The history behind the Corrupt Practices Act flatly refutes Citizens United. Justice Anthony Kennedy, writing the majority decision in that case, proclaimed that “independent expenditures, including those made by corporations, do not give rise to corruption or the appearance of corruption.”
Okey-doke. Might be time to occasionally leave that building and take a stroll out among us, Justice Kennedy.

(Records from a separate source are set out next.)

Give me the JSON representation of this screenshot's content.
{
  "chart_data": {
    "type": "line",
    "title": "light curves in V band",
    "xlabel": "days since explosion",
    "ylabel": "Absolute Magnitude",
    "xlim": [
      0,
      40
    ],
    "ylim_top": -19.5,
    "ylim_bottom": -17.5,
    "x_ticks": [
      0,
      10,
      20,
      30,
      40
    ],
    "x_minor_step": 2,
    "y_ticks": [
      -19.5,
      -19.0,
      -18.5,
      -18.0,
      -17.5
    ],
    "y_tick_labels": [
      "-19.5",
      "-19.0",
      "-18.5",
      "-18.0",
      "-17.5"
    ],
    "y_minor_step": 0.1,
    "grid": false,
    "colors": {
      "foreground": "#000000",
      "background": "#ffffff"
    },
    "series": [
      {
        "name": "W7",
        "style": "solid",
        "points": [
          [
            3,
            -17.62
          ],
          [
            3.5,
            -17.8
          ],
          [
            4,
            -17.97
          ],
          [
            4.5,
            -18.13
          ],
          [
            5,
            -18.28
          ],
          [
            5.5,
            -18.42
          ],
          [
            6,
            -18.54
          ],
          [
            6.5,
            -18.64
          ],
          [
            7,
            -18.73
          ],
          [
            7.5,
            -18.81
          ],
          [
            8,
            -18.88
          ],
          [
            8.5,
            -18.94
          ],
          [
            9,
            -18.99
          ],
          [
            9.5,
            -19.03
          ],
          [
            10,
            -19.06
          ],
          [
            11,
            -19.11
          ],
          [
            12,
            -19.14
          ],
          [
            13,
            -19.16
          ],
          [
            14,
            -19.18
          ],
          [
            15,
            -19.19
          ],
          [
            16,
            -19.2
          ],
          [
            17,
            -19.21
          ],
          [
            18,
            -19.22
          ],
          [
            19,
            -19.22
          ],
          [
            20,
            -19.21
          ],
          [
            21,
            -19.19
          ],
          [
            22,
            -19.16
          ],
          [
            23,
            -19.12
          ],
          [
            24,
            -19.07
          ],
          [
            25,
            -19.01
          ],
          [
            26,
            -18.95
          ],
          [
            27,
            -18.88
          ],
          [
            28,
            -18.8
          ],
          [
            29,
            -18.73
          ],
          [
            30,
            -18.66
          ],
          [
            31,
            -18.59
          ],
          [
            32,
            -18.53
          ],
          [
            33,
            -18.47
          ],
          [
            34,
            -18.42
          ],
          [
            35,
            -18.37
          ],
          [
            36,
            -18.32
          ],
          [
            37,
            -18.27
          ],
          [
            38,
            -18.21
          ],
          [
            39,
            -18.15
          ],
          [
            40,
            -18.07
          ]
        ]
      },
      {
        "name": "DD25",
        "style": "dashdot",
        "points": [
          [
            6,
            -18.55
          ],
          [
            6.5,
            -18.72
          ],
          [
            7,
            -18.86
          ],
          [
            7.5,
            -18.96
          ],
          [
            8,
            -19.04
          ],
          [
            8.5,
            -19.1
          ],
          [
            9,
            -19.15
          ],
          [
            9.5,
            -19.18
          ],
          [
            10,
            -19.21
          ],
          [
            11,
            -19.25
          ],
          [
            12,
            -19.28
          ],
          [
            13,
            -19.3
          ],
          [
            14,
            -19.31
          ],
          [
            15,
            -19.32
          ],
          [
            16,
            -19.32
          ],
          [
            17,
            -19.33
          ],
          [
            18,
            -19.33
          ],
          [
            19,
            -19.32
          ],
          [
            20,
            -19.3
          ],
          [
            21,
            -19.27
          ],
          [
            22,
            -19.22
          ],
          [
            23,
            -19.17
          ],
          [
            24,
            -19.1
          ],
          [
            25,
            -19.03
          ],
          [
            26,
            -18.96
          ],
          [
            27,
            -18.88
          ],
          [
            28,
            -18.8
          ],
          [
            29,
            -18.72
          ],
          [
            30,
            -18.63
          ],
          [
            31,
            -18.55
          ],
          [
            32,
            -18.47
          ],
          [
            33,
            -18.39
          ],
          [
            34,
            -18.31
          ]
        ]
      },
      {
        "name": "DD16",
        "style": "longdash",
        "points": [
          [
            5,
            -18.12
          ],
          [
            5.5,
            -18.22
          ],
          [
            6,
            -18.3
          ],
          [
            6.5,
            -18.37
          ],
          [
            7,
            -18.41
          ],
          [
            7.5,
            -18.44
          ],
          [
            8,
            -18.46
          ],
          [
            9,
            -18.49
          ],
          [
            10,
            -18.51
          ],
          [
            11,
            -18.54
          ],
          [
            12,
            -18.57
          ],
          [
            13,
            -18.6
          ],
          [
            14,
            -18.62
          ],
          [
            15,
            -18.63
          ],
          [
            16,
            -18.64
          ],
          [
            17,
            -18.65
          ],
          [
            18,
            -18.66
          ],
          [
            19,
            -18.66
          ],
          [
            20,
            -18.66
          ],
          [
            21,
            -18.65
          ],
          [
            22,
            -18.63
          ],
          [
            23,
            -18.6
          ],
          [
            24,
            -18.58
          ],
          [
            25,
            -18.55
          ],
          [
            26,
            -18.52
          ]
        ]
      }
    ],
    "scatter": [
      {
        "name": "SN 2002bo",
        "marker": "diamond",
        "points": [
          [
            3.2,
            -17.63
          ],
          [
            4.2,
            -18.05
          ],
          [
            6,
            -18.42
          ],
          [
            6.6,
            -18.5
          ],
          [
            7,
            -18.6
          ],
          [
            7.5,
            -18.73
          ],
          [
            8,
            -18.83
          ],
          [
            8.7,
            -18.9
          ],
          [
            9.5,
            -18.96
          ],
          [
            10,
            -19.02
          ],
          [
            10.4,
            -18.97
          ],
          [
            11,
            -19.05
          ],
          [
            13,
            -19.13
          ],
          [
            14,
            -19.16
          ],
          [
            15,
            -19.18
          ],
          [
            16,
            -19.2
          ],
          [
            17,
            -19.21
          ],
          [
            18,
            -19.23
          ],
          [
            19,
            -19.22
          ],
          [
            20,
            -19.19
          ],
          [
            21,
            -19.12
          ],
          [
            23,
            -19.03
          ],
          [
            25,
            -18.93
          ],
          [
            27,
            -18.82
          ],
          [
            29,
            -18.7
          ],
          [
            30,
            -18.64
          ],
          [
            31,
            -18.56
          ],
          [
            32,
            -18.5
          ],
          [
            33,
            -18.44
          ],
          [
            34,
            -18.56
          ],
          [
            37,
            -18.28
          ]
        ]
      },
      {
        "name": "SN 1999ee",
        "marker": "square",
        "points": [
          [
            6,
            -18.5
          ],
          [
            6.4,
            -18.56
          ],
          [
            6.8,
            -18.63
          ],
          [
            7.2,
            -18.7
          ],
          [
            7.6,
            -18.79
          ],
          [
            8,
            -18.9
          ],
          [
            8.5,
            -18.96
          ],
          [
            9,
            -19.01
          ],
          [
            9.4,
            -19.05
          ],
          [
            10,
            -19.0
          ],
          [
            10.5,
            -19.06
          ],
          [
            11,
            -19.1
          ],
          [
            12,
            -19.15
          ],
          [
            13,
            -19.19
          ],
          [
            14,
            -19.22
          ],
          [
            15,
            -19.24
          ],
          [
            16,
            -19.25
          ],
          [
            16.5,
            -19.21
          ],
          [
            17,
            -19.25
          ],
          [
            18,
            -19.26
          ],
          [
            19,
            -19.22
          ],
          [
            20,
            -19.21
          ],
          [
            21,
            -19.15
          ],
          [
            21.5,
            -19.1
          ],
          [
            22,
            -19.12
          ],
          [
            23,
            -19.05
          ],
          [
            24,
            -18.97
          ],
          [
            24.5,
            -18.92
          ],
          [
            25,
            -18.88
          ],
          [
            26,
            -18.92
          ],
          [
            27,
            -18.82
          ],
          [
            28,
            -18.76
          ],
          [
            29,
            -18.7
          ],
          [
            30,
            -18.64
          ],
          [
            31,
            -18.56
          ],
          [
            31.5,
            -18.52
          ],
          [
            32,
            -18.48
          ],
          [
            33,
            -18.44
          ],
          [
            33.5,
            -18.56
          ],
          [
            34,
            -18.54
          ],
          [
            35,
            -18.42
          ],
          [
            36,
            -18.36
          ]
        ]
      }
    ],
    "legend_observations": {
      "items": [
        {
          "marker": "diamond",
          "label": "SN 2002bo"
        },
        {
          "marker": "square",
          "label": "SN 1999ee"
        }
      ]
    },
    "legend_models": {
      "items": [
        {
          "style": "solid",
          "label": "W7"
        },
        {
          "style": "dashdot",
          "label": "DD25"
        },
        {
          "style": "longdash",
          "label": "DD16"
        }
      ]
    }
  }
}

You’ll recall we’ve had years of exhaustive coverage of the opposition to President Obama’s health care law (although, oddly, very little practical information on the provisions of the law) and here’s real opposition to the Citizens decision as applied to the states and it’s ignored. Of course, the Citizens decision is favored by libertarians, conservatives, and the millionaires who carry water for billionaires (but I repeat myself) and the health care law is not, so maybe that explains the disparity in coverage here.
Here’s the states’ brief:
the sovereign States have for over a century been enacting and enforcing laws regulating corporations’ expenditures in state and local political campaigns. Although the States’ laws governing corporate campaign expenditures vary in important respects, they all seek to ensure that such expenditures do not undermine principles of accountability and integrity in state and local elections, while protecting residents’ rights to participate in the electoral process.
Petitioners’ challenge to Montana’s election laws asks this Court to address the permissible limits of state regulation of independent corporate expenditures in state and local candidate elections under the First Amendment. Any decision by this Court here will have consequences for state laws across the country. The amici States therefore have a strong interest in the outcome of this case, and a particularly strong interest in opposing petitioners’ request that the Court summarily reverse the decision of Montana’s Supreme Court, based on the Court’s decision two years ago in Citizens United v. FEC.
And here are the states backing Montana:
New York, Arkansas, California, Connecticut, Delaware, Hawaii, Idaho, Illinois, Iowa, Kentucky, Maryland, Massachusetts, Minnesota, Mississippi, Nevada, New Mexico, North Carolina, Rhode Island, Utah, Vermont, Washington, West Virginia and the District of Columbia.
Update: It occurs to me, reading the list of states, that this is bipartisan opposition!